Sunday, October 7, 2012
Impact of Child Loss
We are all impacted in a variety of ways when we lose a child. I have found both negative and positive changes in myself that I’d like to share with you. If you have additional changes you’d like to share that have affected you, please send me comments. I’d like to know how others feel and moved through the grief process.
I always think of my child every day (probably more than normal), what I did with her, how she behaved, how proud I was of her accomplishments and most of all, how much I loved her. I now have a hole in my heart forever more. For the rest of my life, no matter where I am or what I am doing, I will think of how nothing I can do will change that..
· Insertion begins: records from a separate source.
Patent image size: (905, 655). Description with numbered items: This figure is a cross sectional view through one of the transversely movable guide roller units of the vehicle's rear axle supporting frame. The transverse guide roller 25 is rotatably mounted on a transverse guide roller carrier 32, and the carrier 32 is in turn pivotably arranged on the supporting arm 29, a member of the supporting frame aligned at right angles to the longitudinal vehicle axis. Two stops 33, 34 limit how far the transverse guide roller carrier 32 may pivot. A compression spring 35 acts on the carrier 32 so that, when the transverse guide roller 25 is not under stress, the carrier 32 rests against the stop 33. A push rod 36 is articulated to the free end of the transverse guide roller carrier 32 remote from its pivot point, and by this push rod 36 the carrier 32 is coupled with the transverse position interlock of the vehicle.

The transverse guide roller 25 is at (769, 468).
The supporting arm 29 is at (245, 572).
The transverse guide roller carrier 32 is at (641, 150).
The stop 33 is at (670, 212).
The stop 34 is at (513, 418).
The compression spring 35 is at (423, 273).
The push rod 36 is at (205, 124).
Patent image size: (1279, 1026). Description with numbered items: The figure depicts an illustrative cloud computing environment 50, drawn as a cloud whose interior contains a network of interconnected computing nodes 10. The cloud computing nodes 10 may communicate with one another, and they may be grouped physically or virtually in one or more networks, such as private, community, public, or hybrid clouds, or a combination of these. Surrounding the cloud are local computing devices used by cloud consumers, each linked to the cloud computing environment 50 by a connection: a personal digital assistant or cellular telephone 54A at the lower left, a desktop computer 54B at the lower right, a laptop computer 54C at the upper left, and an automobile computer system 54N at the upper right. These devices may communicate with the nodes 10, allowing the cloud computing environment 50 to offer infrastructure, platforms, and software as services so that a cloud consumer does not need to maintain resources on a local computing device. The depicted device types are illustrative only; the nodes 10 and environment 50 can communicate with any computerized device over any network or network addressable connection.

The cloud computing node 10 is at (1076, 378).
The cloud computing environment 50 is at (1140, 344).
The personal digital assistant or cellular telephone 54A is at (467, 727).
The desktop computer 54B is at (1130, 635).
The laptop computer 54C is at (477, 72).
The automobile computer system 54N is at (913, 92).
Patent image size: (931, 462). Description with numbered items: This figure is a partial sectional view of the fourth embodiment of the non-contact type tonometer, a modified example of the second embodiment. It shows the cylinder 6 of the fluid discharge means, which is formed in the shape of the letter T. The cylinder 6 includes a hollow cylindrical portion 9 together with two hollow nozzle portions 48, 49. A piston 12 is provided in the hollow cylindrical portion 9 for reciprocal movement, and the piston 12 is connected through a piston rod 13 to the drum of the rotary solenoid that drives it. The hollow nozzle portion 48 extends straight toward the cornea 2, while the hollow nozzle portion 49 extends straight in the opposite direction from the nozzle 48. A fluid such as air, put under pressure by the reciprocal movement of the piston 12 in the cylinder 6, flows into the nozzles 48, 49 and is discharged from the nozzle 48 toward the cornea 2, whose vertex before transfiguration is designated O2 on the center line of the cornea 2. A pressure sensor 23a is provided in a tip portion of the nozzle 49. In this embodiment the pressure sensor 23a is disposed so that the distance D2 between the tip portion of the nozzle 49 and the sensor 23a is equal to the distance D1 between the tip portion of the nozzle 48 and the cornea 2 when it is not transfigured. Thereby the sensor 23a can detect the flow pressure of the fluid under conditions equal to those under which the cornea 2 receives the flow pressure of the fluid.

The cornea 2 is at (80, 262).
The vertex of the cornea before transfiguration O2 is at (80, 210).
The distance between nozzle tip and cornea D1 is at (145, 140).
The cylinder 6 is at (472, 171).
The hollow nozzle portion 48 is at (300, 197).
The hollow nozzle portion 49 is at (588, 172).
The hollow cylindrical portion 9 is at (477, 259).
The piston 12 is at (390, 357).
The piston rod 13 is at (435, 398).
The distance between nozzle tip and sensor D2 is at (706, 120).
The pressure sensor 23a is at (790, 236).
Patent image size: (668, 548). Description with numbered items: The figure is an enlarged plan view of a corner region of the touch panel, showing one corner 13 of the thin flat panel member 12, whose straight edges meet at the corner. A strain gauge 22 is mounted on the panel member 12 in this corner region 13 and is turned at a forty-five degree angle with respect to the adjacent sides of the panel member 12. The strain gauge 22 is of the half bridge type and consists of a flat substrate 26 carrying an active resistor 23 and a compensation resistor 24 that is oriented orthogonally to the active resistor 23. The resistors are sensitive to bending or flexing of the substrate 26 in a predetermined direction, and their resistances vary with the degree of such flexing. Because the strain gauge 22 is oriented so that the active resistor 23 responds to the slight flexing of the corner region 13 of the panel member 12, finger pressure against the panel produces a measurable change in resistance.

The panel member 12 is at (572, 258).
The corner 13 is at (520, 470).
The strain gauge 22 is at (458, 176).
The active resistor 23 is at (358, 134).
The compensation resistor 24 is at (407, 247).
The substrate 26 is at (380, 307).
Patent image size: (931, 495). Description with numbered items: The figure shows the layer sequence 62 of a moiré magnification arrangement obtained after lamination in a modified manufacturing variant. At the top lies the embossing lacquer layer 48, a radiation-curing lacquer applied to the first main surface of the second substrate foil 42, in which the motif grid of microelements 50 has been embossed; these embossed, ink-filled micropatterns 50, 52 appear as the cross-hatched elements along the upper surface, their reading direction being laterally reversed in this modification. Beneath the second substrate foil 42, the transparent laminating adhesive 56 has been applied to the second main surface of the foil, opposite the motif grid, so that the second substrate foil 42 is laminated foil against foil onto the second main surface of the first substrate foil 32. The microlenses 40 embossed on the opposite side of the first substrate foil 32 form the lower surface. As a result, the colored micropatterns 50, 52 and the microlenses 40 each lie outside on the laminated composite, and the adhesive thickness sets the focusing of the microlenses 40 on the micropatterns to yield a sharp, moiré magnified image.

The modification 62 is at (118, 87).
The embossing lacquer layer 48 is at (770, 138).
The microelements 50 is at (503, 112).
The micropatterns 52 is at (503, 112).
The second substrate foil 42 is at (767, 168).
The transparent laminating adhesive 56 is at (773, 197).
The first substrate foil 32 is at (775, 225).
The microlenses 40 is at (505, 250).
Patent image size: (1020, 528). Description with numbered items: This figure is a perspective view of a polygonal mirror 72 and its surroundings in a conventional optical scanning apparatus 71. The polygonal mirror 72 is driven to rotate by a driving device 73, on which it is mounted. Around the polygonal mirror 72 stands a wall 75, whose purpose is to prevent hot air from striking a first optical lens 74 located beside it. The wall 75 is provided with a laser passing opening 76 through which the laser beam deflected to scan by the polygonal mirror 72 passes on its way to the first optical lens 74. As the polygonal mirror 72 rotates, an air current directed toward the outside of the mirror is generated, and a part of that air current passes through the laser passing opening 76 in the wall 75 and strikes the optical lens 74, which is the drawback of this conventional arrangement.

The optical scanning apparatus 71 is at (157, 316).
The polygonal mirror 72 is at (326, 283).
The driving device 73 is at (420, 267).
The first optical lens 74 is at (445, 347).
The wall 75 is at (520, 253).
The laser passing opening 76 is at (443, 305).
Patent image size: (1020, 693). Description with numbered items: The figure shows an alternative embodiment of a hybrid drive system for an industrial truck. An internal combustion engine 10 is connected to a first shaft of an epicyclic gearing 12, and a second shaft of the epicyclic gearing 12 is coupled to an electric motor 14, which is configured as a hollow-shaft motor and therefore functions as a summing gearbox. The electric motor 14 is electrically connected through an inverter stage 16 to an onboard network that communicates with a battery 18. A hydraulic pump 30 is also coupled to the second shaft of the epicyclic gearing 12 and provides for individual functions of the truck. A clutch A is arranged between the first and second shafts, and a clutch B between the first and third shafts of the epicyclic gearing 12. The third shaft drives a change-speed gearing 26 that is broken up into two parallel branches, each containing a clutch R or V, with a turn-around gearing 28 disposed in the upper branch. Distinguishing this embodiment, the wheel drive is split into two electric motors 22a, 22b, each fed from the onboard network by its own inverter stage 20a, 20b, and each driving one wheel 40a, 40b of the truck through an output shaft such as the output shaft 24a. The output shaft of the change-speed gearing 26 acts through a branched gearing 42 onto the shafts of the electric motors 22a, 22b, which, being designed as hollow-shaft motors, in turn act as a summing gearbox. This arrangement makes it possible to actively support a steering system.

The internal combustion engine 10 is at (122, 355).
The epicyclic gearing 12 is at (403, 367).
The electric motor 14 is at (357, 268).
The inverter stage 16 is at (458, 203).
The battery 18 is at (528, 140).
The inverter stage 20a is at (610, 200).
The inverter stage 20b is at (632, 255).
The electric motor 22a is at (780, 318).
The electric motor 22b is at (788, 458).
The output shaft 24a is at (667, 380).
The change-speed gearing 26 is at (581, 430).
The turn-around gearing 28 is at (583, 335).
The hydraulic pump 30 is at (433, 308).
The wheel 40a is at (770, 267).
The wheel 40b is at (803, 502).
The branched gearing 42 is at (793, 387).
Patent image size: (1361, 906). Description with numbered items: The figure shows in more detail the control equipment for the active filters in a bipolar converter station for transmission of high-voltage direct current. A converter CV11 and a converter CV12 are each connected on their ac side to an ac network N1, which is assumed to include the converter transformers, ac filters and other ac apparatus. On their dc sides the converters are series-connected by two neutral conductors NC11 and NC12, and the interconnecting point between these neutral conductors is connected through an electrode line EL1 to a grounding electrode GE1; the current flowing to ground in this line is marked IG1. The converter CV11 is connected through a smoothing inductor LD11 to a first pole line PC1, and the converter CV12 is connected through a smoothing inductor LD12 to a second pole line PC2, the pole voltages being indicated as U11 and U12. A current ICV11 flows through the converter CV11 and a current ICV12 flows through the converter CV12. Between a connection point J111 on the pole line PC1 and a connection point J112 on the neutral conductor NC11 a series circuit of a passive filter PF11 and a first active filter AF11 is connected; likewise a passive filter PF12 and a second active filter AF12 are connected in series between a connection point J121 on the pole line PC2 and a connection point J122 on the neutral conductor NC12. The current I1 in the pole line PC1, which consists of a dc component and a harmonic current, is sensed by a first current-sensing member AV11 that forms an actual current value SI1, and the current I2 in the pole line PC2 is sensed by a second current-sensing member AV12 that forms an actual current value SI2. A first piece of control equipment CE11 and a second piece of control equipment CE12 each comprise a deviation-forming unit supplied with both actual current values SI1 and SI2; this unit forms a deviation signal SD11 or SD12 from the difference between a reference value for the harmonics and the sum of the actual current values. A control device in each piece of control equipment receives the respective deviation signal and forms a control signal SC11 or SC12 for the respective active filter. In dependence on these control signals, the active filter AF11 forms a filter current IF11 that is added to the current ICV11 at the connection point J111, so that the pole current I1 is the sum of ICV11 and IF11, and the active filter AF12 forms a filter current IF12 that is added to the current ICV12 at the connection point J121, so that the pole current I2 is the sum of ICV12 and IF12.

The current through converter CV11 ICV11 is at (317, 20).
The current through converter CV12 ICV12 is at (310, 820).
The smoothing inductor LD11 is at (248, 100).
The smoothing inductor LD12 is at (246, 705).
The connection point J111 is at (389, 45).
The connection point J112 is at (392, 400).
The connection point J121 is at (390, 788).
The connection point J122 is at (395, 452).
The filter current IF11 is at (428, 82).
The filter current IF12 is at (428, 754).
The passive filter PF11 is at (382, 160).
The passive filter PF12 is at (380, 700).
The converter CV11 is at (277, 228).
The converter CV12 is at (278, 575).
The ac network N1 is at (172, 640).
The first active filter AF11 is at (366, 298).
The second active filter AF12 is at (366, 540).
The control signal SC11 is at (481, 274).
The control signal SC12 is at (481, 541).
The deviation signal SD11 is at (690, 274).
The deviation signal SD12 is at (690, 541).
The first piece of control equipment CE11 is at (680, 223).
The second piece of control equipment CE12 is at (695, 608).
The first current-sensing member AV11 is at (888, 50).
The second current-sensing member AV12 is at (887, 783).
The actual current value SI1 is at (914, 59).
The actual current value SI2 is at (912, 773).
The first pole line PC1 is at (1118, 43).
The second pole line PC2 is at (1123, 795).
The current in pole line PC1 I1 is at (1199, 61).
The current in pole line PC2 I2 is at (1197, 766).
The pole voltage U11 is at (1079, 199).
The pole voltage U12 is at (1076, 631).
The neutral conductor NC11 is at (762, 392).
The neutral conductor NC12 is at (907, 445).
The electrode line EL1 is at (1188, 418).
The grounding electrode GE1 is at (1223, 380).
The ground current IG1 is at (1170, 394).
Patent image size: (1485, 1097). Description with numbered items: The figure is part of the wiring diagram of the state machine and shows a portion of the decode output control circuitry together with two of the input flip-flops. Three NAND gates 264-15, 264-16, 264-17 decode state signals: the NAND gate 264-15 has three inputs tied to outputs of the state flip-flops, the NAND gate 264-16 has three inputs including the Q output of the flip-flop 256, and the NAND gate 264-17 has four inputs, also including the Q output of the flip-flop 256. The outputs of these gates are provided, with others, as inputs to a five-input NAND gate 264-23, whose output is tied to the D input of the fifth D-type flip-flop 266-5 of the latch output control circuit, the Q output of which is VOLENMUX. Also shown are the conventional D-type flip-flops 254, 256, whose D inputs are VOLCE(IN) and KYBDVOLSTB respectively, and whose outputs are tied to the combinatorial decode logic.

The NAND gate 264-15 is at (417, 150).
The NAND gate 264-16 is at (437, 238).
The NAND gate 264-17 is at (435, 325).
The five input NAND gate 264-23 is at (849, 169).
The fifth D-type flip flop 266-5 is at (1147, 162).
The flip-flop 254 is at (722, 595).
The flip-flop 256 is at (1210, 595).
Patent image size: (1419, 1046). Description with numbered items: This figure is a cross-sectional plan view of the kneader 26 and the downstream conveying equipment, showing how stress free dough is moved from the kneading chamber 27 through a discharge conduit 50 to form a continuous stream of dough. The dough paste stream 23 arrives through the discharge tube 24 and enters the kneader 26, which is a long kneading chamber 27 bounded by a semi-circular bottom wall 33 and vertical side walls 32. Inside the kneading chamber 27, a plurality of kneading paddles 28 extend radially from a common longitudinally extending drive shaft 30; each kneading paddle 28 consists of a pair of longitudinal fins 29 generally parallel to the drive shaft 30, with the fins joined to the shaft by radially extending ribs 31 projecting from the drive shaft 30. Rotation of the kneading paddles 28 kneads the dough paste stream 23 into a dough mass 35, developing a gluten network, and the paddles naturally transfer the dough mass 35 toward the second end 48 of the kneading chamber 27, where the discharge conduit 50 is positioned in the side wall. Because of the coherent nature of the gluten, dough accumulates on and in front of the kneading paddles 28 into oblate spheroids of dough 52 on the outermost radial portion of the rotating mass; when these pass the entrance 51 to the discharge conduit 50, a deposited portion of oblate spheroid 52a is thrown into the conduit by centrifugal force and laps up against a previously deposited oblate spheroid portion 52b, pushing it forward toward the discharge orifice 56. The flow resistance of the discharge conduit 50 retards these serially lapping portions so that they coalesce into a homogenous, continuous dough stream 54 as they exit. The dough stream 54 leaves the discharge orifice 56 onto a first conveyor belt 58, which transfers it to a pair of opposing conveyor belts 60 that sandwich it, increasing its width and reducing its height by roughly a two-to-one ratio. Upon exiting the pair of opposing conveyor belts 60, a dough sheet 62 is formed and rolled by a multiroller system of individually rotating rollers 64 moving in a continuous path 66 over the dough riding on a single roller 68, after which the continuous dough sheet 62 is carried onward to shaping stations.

I am always reminded of the little things, like a song that she liked, the fun I had on a trip, a movie I may see that I know my child would have liked, a book I read that has a character that reminds me of her in some small ways. Everything I do is a reminder of what I no longer have.
The hurt never goes away, no matter how much I may want it to. Some bereaved parents may need extra help and seek out counselors; others talk to their friends or family members about their loss and receive comfort. But nothing can take away that empty feeling. One minute they are here, the next they are gone and it’s hard to conceive that your life has changed forever..
I find I must change goals and priorities in life. What was once important to me may no longer have any meaning. A beautiful warm spring day that has the birds singing may tug at my heartstrings, and I think, “My child should be here to see this with me.” Who wins the World Series or the Stanley Cup does not even enter my mind. What does enter it is that the world is moving on but my daughter is not part of it.
I found I lost friends when my child died. There were people who didn’t want to be around me. Perhaps they were afraid what happened to me would rub off on them. Others didn’t know what to say, so didn’t say anything, rather than admitting it was difficult for them to adjust also.
After an initial grief period, which can last from a few months to a few years, I, personally, found a new purpose to my life: helping others through their grief journey and speaking to various groups about surviving grief. I have encouraged some bereaved parents to champion a cause, such as stiffer laws for drunk drivers or locking up murderers for life, changing waiting periods to purchase guns, become a victim rights activist, or become a volunteer to help others. Meeting others like yourself will help you more than you realize.
I put my feelings on paper, a real catharsis. I wrote two books about surviving grief and, not surprisingly, I may have helped others, but I also helped myself. Talking about feelings and how we get through each day helps one understand the grief process.
I have made new friends. Old friends have fallen by the wayside. Out of the woodwork came people who really cared about me and wanted to be a part of my life and most importantly, help me cope. I feel comfortable talking about my daughter to new friends who really care.
I look at things around me more closely now. I see beauty I never noticed before in the slightest thing—a bird nesting and feeding her babies, a beautiful sunrise over the misty mountain tops, the quiet solitude of walking in a forest. I was too busy with everyday life to notice what was really important other than my daughter, and I appreciate it more now.
Although we never get over the death of our child, we don’t have to allow it to define or destroy us. We can move on and grow in the process, finding comfort, hope and the courage to live again.